W: A vector of binary treatment assignments.
weights: A vector of weights for the observations.
grf_defaults: A list of default parameters for the GRF models.
save_data: Logical indicating whether to save data, covariates, and weights. Default is FALSE.
compute_rate: Logical indicating whether to compute RATE for each model. Default is TRUE.
top_n_vars: Integer specifying the number of top variables to use for additional computations. Default is 15.
save_models: Logical indicating whether to save the full GRF model objects. Default is TRUE.
train_proportion: Numeric value between 0 and 1 indicating the proportion of non-missing data to use for training policy trees. Default is 0.7.
qini_split: Logical indicating whether to do a separate train/test split exclusively for the Qini calculation.
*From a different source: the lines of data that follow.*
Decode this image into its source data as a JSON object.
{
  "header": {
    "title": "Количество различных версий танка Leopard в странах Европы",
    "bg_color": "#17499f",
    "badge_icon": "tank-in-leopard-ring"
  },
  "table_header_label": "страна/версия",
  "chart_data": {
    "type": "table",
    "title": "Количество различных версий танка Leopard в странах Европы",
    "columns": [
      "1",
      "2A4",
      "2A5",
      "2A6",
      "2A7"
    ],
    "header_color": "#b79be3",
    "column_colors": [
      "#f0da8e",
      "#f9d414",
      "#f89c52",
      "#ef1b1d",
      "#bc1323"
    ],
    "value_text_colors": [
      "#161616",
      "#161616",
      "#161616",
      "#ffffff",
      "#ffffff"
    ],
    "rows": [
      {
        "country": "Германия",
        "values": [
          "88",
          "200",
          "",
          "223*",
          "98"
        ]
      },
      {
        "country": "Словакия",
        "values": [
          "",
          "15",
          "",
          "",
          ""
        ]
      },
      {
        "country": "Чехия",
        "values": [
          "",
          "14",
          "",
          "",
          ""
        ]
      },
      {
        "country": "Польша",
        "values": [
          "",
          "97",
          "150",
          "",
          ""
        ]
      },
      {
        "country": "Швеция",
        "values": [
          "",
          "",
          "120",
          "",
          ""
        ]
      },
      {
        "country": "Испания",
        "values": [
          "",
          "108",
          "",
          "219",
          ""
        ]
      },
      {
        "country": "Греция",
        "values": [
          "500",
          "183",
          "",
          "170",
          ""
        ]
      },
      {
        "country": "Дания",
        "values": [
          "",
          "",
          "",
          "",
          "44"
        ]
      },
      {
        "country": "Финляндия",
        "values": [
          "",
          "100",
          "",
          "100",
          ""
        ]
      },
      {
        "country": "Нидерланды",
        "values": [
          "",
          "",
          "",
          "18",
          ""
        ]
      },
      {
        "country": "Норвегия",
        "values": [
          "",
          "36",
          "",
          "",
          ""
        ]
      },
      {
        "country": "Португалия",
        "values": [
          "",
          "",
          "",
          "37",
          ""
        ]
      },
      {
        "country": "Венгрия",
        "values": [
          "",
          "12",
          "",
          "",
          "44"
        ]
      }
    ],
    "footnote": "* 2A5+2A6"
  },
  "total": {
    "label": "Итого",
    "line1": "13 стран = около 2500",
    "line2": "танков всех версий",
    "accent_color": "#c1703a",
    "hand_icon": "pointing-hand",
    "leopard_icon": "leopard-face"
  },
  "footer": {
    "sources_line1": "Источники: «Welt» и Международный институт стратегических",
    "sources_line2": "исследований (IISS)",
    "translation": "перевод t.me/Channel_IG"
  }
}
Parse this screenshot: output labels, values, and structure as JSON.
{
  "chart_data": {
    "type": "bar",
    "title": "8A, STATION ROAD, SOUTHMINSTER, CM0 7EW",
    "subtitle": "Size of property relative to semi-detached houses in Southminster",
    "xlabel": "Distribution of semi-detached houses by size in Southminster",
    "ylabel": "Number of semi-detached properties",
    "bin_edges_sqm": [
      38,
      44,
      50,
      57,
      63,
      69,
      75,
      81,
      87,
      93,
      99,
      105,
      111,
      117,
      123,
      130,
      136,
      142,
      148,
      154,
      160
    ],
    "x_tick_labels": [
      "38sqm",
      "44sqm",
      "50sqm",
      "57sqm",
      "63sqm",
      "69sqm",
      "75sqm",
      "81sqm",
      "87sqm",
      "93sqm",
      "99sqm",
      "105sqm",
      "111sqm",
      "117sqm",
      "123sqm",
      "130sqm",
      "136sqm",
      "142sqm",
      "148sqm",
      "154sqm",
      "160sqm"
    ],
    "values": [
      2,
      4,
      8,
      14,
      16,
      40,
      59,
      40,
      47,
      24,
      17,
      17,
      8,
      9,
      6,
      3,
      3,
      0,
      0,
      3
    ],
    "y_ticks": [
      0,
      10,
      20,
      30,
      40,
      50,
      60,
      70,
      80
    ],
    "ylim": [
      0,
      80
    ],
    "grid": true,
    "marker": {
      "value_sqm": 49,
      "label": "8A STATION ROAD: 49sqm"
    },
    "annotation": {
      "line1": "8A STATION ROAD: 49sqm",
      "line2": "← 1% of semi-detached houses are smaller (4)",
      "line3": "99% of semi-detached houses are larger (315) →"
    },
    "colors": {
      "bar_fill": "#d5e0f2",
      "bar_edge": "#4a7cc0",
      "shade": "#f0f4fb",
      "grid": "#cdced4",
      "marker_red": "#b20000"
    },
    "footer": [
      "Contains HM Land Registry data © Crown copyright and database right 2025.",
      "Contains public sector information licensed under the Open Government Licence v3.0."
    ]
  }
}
Default is TRUE (i.e., Qini is computed out-of-sample).
qini_train_prop: Proportion of data to use for the Qini training set (if qini_split=TRUE). Default is 0.7.
verbose: Logical indicating whether to display detailed messages during execution. Default is TRUE.

Value

A list containing model results, a combined table, and other relevant information.